David Gruen, MD, of Norwalk Radiology & Mammography Center in Norwalk, Conn., uses CADstream from Confirma for breast MRI on up to 10 patients a day.
“Once we find an abnormality, we’ve got to make a decision on whether it’s something to ignore or worry about.” Two factors help with that determination: the lesion’s kinetics and its morphology. “Before CAD, for breast MR there were proponents of the morphology school of thought,” Gruen says. They believed that only the shape of lesions mattered. Particularly in Europe, the school of thought was more geared to kinetics, such as a lesion’s vascularity, how fast it takes up contrast, and whether contrast washes out. Experts realized both were important and the challenge became how to visualize and evaluate both appropriately.
Clinicians used to look at kinetics by finding each image on the sequence—which could take up to a half-hour per lesion. “CADstream automated that process,” Gruen says. As breast MR has gotten better, with improved spatial and temporal resolution, physicians can find lesions just 2 or 3 millimeters in size. “CAD programs let you quickly evaluate a huge set of data, up to 3,000 images. You can’t be doing high-quality MRI without a CAD package.”
The rate of false-positive biopsies has gone down dramatically over the past couple of years, Gruen says. And, he is finding smaller cancers more readily, particularly ductal carcinoma in situ (DCIS). CADstream lets him detect DCIS without manually performing asymmetric enhancement. Another important gain is that Gruen can’t remember the last time a patient was detected with stage 3 or 4 cancer. While that is partly attributable to a good screening rate and breast cancer awareness, “patients are showing up in our practice with small cancers that are easily treatable. As the technology gets better, we will continue to find smaller cancers.”
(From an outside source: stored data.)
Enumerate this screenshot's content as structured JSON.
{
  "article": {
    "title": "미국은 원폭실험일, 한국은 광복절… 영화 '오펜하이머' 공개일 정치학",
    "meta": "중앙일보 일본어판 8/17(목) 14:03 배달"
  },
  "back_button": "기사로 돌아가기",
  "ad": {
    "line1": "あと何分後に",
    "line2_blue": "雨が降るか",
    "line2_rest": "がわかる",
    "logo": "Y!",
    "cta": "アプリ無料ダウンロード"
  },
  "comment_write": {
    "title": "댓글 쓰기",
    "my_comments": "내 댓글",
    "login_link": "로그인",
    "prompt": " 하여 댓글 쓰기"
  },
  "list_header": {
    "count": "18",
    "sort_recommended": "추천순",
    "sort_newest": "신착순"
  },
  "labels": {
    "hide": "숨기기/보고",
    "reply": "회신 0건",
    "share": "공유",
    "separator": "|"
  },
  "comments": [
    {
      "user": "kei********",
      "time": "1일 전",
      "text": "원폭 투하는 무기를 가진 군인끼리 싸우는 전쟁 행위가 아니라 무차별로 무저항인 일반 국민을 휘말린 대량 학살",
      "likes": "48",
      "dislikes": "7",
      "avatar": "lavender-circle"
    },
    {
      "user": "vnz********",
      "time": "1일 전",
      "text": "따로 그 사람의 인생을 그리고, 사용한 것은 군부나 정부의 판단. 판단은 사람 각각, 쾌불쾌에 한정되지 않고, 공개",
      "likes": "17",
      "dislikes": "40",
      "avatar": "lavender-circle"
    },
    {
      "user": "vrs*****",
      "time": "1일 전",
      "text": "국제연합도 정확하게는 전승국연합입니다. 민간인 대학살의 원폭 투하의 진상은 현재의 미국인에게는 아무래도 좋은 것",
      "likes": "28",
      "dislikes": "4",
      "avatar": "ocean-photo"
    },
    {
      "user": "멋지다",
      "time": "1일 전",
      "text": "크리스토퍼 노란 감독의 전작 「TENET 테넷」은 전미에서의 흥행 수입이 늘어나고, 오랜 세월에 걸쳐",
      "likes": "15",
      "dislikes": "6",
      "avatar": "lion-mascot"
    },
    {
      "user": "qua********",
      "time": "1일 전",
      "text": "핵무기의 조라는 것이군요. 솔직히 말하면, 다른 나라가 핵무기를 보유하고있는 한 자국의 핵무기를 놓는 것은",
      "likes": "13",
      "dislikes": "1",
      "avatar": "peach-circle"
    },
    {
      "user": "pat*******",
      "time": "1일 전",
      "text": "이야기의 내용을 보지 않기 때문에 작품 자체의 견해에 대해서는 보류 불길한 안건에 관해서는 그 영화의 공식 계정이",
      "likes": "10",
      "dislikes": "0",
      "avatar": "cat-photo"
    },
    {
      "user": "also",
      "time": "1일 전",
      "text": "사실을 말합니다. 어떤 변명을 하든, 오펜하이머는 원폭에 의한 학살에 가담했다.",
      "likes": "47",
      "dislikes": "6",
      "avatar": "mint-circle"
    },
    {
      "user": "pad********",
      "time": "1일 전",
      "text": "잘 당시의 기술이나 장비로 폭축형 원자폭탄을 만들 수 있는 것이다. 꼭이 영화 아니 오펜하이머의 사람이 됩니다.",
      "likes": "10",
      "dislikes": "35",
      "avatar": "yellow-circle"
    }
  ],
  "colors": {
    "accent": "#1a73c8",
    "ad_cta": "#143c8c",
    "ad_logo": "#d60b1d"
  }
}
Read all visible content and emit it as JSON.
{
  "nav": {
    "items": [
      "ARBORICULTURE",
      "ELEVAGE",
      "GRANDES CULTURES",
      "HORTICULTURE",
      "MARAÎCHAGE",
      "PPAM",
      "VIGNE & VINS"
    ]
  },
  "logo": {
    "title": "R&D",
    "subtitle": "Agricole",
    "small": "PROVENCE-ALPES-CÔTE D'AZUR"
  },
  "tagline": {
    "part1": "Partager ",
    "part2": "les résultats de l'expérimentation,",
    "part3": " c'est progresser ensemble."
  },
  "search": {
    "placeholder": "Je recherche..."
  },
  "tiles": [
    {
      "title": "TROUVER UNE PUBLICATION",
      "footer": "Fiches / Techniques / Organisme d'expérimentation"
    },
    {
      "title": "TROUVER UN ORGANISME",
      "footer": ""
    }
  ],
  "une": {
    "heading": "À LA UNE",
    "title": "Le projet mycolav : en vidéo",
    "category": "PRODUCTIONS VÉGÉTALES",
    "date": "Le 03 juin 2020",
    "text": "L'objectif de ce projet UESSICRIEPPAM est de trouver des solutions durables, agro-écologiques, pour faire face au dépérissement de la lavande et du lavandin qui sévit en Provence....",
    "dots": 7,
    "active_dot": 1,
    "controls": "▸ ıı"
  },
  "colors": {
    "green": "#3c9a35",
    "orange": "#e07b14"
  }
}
Robin Shermis, MD, is one of three radiologists at Northwest Ohio Dedicated Breast MRI Center in Toledo using AuroraCAD from Aurora Imaging Technology. The software is “extremely powerful, very efficient and provides for standardized interpretation,” he says. “It’s been nothing less than tremendous.”
The easy-to-learn software makes it hard to miss even subtle cancers, Shermis says. That, plus educating the referring physicians, has helped the facility increase its referral patterns. “As soon as you’re done scanning, the images in CAD are almost immediately available,” he says. “We’re able to go over the case with the patient, do a second look and even biopsy at that time, if necessary.”
Terri-Ann Gizienski, MD, breast imaging director at a community imaging center that’s part of the University of Pittsburgh Medical Center (UPMC) in Pennsylvania, has been using DynaCAD from Invivo Corp. for almost four years.
She particularly appreciates the software’s biopsy and intervention feature, which helps her better define which lesions require biopsy. It also makes biopsies easier to perform. “It will quickly let you know if the coordinates are not acceptable and you cannot approach the lesion from that angle.”
The software has helped her become more efficient with her reading, spending less time manipulating images. Plus, she can import and export images to and from other facilities. “I can communicate results more quickly and referring doctors can see what I’m talking about.” She also can show patients exactly what she is going to biopsy. For patients being treated for breast cancer, she can show them exactly where the cancer begins and ends. “CAD makes it easy to compare before and after images and show them that their tumor is shrinking.”
Gizienski performs about 10 breast MR studies each week, a figure that has been increasing. “Women are becoming more aware of the capability of breast MRI and referring physicians and surgeons see the utility in it.”